Retraites Une femme et la mer

« Il faut impérativement protéger ceux qui sont en activité »

À 53 ans, Gaëlle Maltret est en retraite anticipée pour raison de santé. Matelot durant vingt ans sur un bateau de pêche à Lesconil dans le Finistère, elle se dit révoltée qu’on veuille remettre en cause la pénibilité de certaines professions dans le calcul des pensions de retraite. Témoignage.

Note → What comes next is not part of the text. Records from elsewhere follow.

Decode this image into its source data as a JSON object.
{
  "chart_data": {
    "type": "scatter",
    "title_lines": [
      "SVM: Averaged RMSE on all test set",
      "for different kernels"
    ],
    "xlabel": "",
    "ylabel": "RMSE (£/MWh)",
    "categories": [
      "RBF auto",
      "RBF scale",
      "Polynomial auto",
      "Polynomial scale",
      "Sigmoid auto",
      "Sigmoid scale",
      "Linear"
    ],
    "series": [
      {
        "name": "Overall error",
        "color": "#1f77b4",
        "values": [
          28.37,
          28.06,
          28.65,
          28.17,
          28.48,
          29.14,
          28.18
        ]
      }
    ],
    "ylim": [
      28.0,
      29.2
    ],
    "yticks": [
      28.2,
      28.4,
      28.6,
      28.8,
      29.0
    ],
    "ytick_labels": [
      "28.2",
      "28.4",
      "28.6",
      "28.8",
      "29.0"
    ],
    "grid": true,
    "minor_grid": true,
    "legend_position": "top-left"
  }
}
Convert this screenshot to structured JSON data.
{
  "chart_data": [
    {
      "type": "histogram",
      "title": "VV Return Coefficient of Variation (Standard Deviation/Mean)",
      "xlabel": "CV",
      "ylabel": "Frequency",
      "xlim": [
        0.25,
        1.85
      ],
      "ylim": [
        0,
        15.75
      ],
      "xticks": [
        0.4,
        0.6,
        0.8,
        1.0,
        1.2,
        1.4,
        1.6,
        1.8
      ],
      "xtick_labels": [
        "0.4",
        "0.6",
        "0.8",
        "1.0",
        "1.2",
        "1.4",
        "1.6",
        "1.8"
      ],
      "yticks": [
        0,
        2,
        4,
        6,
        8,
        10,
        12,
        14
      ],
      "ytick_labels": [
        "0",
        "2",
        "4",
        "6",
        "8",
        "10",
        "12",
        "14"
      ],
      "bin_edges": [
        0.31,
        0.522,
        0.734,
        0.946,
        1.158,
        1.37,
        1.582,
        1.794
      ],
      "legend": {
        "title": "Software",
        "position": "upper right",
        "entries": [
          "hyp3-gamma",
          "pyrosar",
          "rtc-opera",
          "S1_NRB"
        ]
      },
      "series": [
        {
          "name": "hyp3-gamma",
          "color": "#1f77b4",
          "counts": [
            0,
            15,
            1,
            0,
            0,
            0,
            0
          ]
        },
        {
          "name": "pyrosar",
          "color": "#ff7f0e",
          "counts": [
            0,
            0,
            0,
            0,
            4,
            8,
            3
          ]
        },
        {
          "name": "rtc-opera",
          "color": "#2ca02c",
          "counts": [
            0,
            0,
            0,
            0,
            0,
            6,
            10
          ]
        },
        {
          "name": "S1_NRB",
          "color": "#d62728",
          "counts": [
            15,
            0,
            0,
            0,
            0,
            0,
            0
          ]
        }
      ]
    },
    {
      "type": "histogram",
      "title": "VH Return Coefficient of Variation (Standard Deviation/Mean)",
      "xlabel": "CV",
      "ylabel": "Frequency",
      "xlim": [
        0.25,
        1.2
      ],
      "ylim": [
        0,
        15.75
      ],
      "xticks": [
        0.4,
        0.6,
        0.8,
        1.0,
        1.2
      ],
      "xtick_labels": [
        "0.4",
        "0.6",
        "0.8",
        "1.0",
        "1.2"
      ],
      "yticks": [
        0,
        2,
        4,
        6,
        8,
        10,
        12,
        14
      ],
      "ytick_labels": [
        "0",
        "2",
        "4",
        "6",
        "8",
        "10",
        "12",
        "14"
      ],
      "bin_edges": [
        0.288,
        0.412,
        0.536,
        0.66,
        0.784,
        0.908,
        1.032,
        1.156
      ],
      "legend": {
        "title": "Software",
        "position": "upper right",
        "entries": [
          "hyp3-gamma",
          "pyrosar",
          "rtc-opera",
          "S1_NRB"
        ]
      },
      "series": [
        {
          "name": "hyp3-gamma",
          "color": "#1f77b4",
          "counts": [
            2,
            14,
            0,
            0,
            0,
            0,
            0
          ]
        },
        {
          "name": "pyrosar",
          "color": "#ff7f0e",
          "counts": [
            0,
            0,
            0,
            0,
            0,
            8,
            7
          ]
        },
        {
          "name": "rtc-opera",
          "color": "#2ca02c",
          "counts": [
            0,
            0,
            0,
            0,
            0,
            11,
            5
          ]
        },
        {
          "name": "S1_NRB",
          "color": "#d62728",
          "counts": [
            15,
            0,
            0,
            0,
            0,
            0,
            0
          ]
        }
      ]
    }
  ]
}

« Des femmes marins, il y en a de plus en plus, mais marins pêcheurs, ça reste encore anecdotique dans la mesure où le métier garde une réputation de dureté et de pénibilité. Les nouvelles techniques ont apporté un certain confort dans le travail, qui nécessite beaucoup moins de force physique qu’avant, mais elles ont aussi apporté un gain de temps et, de fait, ont augmenté les cadences.

Moi, je n’avais pas de formation particulière. À part l’usine ou faire des ménages, je n’avais pas beaucoup de choix. Comme je n’avais pas de permis de conduire, il aurait fallu que j’investisse dans un permis, une voiture et une assurance pour aller travailler ; j’aurais gagné le SMIC ; j’avais fait le calcul : il me serait resté 500 francs par mois. Donc il fallait un salaire plus important pour que ça vaille le coup. Comme j’aime beaucoup la pêche et que mon mari est tombé en « panne » de matelot au même moment, le choix s’est fait tout seul…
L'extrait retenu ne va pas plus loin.